Müddessir Sûresi 11. Ayet

ذَرْن۪ي وَمَنْ خَلَقْتُ وَح۪يداًۙ  ...

Beni, yarattığım kişiyle baş başa bırak.
 
Sıra Kelime Anlamı Kökü
1 ذَرْنِي beni yalnız bırak و ذ ر
2 وَمَنْ ve adamı
3 خَلَقْتُ yarattığım خ ل ق
4 وَحِيدًا tek olarak و ح د
 

Müfessirler bu âyetlerin Mekkeli müşrik Velîd b. Mug^re hakkında indiğini rivayet etmişlerdir (Taberî, XXIX, 96; Şevkânî, V, 376). Velîd, Kureyş’in ileri gelenlerinden olup çok sayıda oğulları vardı ve oldukça zengindi; buna rağmen Allah’ın kendisine lutfettiği nimetlere şükredecek yerde hem Allah’a hem de peygambere karşı nankörlük etmiş, İslâm’ı boğmak isteyenlere öncülük edenlerden olmuştu.

Allah Teâlâ’nın “Yarattığım şahsı tek başına bana bırak” meâlindeki buyruğu iki türlü yorumlanmıştır: a) Anasının karnında âciz ve tek başına bir durumda yarattığım o şahsı bana bırak, senin onunla uğraşmana gerek yok, ben onun cezasını veririm. b) Onu tek başına benimle baş başa bırak; ben onun hakkından gelir ve gereken cezayı veririm (bk. Şevkânî, V, 376). Âyet, Velîd b. Mug^re hakkında inmiş olsa da amacı genel olup şu mesajı vermektedir: Nimete karşı şükretmek, nimet sahibine minnettar olmak en yalın ahlâkî ödevlerden biri, akıl ve adalet gereğidir. Sıradan birinin alelâde yardım ve iyiliğine bile minnettar olup teşekkür ederken varlığımızı, hayatımızı, sahip olduğumuz, yararlandığımız her türlü maddî ve mânevî nimet ve imkânları lutfeden Allah’a minnettar olmamak, şükretmemek, ibadet ve itaat etmemek büyük bir nankörlüktür; özellikle Allah’ın varlığını ve birliğini tanımamaktan da öte giderek inkâr, şirk ve zulüm hareketlerine öncülük etmek bütün nankörlüklerin ve haksızlıkların en ağırı, en vahimidir.

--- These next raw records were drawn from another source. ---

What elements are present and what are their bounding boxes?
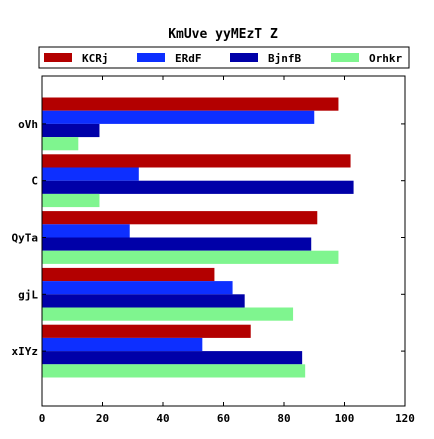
bar-BjnfB-oVh: [42, 123, 100, 138]
x-tick-label: 0: [39, 412, 46, 425]
bar-ERdF-QyTa: [42, 224, 130, 238]
x-tick-label: 20: [96, 412, 109, 425]
bar-ERdF-oVh: [42, 110, 315, 124]
x-tick-label: 80: [277, 412, 290, 425]
bar-Orhkr-xIYz: [42, 364, 306, 378]
bar-BjnfB-gjL: [42, 294, 245, 308]
bar-ERdF-C: [42, 167, 139, 181]
chart-title: KmUve yyMEzT Z: [168, 27, 278, 42]
bars-group: [42, 97, 354, 378]
legend-label-KCRj: KCRj: [82, 52, 109, 65]
x-tick-label: 40: [156, 412, 169, 425]
bar-Orhkr-C: [42, 193, 100, 208]
y-axis: oVh C QyTa gjL xIYz: [12, 118, 405, 358]
bar-BjnfB-C: [42, 180, 354, 194]
bar-KCRj-C: [42, 154, 351, 168]
legend-label-BjnfB: BjnfB: [268, 52, 301, 65]
legend-swatch-ERdF: [137, 53, 165, 62]
y-tick-label: xIYz: [12, 345, 39, 358]
legend-box: [38, 46, 410, 69]
y-tick-label: C: [31, 175, 38, 188]
legend-swatch-KCRj: [44, 53, 72, 62]
y-tick-label: oVh: [18, 118, 38, 131]
x-axis: 0 20 40 60 80 100 120: [39, 76, 415, 425]
bar-KCRj-QyTa: [42, 211, 318, 225]
bar-KCRj-gjL: [42, 267, 215, 282]
bar-ERdF-xIYz: [42, 337, 203, 352]
legend-swatch-BjnfB: [230, 53, 258, 62]
legend-label-Orhkr: Orhkr: [369, 52, 402, 65]
bar-Orhkr-oVh: [42, 137, 79, 151]
x-tick-label: 60: [217, 412, 230, 425]
legend: KCRj ERdF BjnfB Orhkr: [38, 46, 410, 69]
legend-swatch-Orhkr: [331, 53, 359, 62]
y-tick-label: QyTa: [12, 232, 39, 245]
legend-label-ERdF: ERdF: [175, 52, 202, 65]
bar-Orhkr-gjL: [42, 307, 294, 321]
y-tick-label: gjL: [18, 288, 38, 301]
bar-KCRj-oVh: [42, 97, 339, 111]
bar-KCRj-xIYz: [42, 324, 251, 338]
x-tick-label: 100: [335, 412, 355, 425]
x-tick-label: 120: [395, 412, 415, 425]
bar-BjnfB-xIYz: [42, 351, 303, 365]
bar-Orhkr-QyTa: [42, 250, 339, 264]
bar-ERdF-gjL: [42, 281, 233, 295]
bar-BjnfB-QyTa: [42, 237, 312, 251]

Kaynak :  Kur'an Yolu Tefsiri Cilt: 5 Sayfa: 495-496
 

ذَرْن۪ي وَمَنْ خَلَقْتُ وَح۪يداًۙ


Fiil cümlesidir. ذَرْن۪ي  sükun üzere mebni emir fiildir. Faili müstetir olup takdiri  أنت ‘dir. Sonundaki  نِ  vikayedir. Mütekellim zamiri  ي  mef’ûlun bih olarak mahallen mansubdur.

مَنْ  müşterek ism-i mevsûlu atıf harfi وَ ‘la mütekellim  ى ‘ya matuftur. İsm-i mevsûlun sılas  خَلَقْتُ ‘dir. Îrabdan mahalli yoktur.

خَلَقْتُ  sükun üzere mebni mazi fiildir. Muttasıl zamir  تُ  fail olarak mahallen merfûdur. وَح۪يداًۙ hal olup mahzuf ikinci mef’ûlün bihe mütealliktir. Takdiri, من خلقته منفردا (Tek olarak yarattığım kimseyi) şeklindedir.  وَح۪يداًۙ  sıfat-ı müşebbehe kalıbındandır.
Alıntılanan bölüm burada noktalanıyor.